3. Krisenerfahrungen und Kosmopolitismus
Modul 3 bündelt Projekte, die sich mit der Ermöglichung von Differenz anhand der Analyse kosmopolitischer Ordnungen, Praktiken und Mobilitäten auseinandersetzen. Untersucht werden die kosmopolitische Praxis von Auslandskorrespondenten in Rundfunk und Fernsehen in den Jahrzehnten des Kalten Kriegs sowie die Handlungspotenziale und Selbstinszenierungen in den transatlantischen Lebensläufen revolutionärer Migrantinnen und Migranten nach 1848/49 (Sarah Panter). Aus dem Projekt zur Auslandsberichterstattung (Bernhard Gißibl) ging weiterhin eine Veranstaltungsreihe mit öffentlichen Podiumsdiskussionen in Hannover (Schloss Herrenhausen), Köln (WDR) und Mainz (Gutenberg-Museum) hervor. Substanziell erweitert wird das Modul 3 zudem durch die Arbeitsgruppe zur Geschichte des Weltkultur- und -naturerbes der UNESCO (2013–2016, Förderung im Wettbewerbsverfahren der Leibniz-Gemeinschaft). Studien zu Auschwitz (Julia Röttjer), Aachen (Elsa Duval), Galápagos (Elke Ackermann) und Jerusalem (Benedetta Serapioni) analysieren diese Welterbe-Stätten in ihren lokalen, regionalen, nationalen und internationalen Bezügen, arbeiten konkurrierende Nutzungsansprüche heraus und problematisieren die Politik wissenschaftlicher Expertise im Kontext divergierender Deutungsmöglichkeiten dieser Stätten.

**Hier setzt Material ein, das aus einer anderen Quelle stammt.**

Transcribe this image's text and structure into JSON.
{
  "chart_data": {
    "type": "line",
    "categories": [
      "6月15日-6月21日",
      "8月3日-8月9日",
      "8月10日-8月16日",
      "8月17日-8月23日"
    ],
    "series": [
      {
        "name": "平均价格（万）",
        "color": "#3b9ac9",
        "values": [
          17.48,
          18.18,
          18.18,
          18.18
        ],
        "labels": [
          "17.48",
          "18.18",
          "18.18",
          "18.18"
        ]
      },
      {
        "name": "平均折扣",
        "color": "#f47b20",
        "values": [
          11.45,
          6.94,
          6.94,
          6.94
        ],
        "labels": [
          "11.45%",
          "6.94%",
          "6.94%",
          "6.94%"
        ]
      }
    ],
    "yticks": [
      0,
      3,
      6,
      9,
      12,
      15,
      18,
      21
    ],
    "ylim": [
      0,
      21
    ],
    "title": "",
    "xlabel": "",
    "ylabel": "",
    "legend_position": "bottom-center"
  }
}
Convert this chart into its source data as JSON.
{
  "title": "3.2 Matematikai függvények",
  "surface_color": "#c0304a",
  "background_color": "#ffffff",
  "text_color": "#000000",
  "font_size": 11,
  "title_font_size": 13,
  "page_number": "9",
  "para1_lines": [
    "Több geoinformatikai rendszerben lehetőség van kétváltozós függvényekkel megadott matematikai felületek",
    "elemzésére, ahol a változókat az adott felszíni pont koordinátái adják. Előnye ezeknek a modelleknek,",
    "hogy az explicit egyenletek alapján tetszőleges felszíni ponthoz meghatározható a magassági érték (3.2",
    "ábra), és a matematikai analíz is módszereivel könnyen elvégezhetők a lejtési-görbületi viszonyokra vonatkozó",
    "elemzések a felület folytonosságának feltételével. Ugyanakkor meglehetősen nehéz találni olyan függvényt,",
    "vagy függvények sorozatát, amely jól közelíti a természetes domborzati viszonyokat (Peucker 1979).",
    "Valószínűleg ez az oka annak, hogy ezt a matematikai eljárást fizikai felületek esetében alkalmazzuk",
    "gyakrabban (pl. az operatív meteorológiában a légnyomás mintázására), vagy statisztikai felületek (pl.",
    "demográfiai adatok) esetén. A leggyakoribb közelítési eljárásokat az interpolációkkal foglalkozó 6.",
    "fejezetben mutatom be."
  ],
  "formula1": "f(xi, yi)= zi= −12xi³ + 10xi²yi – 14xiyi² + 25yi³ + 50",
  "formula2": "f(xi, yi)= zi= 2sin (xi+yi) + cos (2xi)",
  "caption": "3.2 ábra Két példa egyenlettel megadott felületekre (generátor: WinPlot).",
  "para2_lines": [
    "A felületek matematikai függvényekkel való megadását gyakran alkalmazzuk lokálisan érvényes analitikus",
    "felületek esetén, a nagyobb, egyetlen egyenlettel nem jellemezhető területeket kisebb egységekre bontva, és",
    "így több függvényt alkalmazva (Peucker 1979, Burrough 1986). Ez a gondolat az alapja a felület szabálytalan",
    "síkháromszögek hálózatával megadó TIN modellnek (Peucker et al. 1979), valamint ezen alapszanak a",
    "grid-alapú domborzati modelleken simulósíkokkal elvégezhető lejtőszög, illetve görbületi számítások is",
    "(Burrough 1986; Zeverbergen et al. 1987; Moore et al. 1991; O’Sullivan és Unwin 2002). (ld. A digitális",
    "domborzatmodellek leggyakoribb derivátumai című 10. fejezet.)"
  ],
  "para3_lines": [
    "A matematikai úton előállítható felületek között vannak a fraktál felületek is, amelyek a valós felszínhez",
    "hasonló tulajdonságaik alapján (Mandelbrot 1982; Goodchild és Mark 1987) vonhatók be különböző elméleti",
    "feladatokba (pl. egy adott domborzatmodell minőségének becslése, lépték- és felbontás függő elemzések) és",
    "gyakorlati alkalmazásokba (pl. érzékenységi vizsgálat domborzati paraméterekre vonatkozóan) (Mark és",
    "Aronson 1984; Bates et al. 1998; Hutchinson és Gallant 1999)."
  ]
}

Die Einzelstudien flankieren eine Längsschnittstudie, die das Welterbe-Programm als Instrument der »Kosmopolitisierung des kollektiven Gedächtnisses« in den Blick nimmt (Andrea Rehling). Übergreifend vertieften Konferenzen in Aachen, Jerusalem und Oświęcim, am Kulturwissenschaftlichen Kolleg des Exzellenzclusters »Grundlagen von Integration« der Universität Konstanz sowie am IEG selbst den Austausch mit einschlägig ausgewiesenen, internationalen Wissenschaftlerinnen und Wissenschaftlern. Jede dieser Veranstaltungen kontextualisierte die jeweilige Welterbestätte in einer lokalen Perspektive mit einem spezifischen thematischen Schwerpunkt. Die Projekte des Moduls begreifen alle Kosmopolitismus nicht als utopischen Zukunftsentwurf, sondern als Praxis eines spezifischen, normativ aufgeladenen Umgangs mit Differenz.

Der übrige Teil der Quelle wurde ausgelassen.